There's a fairly large ecosystem of tools for creating and processing financial data in XBRL which doesn't exist for SQLite. All the Big 4 handle XBRL already - I know because I write the software they use. It's quite straightforward to take a Word document, for example, and turn it into XBRL; we even use machine learning to automatically tag the tables.
I can easily imagine how painful it is for you to process XBRL from scratch, but it's not crazy to exploit the existing infrastructure.
Of course if you give a project to IBM I wouldn't be surprised if it costs a billion dollars, especially given they know roughly nothing about XBRL...
I'd never heard of XBRL, looks very interesting. It seems it's primarily used in financial reporting environments though. Is it suitable for general purpose reporting as well?
In principle yes, it was intended for general business reporting.
Essentially each filing (called an instance) consists of a series of 'facts', each of which reports a single value and some metadata, and footnotes, which are XHTML content attached to facts. Fact metadata includes dimensions, which can specify arbitrary properties of a fact. So a fact might be e.g. 'profit' with metadata declaring it's in 2018, in the UK, and on beer, but all of those aspects would be defined by a specific set of rules called a taxonomy. You can create a taxonomy for any form of reporting you want.
There's also a language, XBRL Formula, which allows taxonomies to define validation. It allows something semantically similar to SQL queries over the facts in an instance, with the resulting rows being fed into arbitrary XPath expressions.
Unfortunately the tools for working with XBRL are mostly quite expensive, which probably limits its application outside finance. Arelle is a free and fairly standards compliant tool that will parse, validate and render XBRL and even push the data into an SQL database, but it's written in Python and isn't very performant. (Although it's probably good enough for most uses since it's used as the backend for US XBRL filing.) I'm not sure if there are any open source tools to help with creating instances.
Also creating a taxonomy itself is quite challenging. There are (expensive) tools to help, and using them it's still quite challenging. For real-world taxonomies it usually involves a six or seven figure payment to one of the few companies with the right expertise.
XBRL is the format the SEC (security and exchange commission, the government "accountants of last resort" that check publicly traded companies). This means there's regular XBRL files (every quarter) for every large publicly traded US company.
Please do keep in mind that this is a sort of XML key-value database with a number of keys standardized, and some level of rules defined that say "if a bank lends Volkswagen money and it uses 12% of that money to Google to run ads with a repo clause, you enter add A to value X and B to value Y". In other words, there's rules that define how complex financial data is entered into those standardized values. To find those rules, there's a SEC textbook that you wouldn't wish on your worst enemy, nothing about that in the files themselves.

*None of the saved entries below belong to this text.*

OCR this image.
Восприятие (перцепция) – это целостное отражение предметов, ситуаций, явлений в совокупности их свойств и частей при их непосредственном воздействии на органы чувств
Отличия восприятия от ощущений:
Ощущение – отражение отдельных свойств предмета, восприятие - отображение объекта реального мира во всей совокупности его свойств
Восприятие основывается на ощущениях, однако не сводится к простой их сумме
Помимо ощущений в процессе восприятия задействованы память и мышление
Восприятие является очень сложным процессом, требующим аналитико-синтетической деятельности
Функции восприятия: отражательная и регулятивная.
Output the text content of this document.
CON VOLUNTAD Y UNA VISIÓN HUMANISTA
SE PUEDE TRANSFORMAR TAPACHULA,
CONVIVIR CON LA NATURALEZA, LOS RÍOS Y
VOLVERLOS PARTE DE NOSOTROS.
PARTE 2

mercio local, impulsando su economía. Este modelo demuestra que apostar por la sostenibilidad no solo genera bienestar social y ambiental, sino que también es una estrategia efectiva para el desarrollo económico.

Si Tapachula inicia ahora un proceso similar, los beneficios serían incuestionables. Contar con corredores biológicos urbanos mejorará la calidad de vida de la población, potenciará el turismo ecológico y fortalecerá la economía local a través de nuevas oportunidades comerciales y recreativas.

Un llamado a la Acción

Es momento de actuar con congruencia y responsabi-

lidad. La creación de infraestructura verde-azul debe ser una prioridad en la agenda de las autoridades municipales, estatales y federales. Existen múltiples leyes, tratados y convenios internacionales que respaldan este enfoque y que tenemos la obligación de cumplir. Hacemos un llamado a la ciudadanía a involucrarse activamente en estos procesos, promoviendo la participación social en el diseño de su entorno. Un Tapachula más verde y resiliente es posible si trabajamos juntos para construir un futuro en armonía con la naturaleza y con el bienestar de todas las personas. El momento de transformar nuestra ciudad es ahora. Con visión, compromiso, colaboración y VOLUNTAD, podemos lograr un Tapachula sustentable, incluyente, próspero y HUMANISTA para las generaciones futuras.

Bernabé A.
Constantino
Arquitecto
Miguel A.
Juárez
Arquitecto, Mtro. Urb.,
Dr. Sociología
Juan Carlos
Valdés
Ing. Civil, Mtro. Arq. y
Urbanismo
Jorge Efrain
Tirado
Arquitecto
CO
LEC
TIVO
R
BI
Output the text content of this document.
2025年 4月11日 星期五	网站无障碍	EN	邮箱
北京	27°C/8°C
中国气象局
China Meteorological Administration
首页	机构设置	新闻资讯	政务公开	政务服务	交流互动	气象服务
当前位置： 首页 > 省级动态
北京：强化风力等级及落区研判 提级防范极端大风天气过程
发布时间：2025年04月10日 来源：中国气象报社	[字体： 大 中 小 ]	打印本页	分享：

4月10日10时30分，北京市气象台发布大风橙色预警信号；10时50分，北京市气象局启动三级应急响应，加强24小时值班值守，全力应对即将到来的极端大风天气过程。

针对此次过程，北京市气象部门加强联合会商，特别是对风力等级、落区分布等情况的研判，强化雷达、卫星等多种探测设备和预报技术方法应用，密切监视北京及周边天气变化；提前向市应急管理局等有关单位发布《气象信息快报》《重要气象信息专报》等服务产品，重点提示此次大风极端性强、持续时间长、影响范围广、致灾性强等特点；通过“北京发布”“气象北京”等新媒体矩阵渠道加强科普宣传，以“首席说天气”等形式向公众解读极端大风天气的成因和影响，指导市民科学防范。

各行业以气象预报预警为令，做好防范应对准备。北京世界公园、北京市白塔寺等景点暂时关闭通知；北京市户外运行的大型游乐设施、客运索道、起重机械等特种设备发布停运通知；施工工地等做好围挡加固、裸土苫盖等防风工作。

There's a large directory at the SEC with the quarterly XBRLs for all US publicly traded companies. Used to be accessible over FTP until a little over a year ago.
XBRL files exist for all forms to be filed with the SEC. The ones you probably want are the 10-Q and 10-K ones (q = quarterly, k = no idea, but somehow means yearly)
(of course there's an entire industry of accountants essentially about hacking those rules, and therefore the meaning of those files. So let me give you a free quick 5 year experience in financial analysis: search for "GAAP vs non-GAAP", read 2 articles, decide the conspiracy theorists are less informative than the government, and just believe the SEC is at least trying. That doesn't mean nobody's lying, but GAAP vs non-GAAP is generally not what they're lying about)
I can easily imagine how painful it is for you to process XBRL from scratch, but it's not crazy to exploit the existing infrastructure.
Of course if you give a project to IBM I wouldn't be surprised if it costs a billion dollars, especially given they know roughly nothing about XBRL...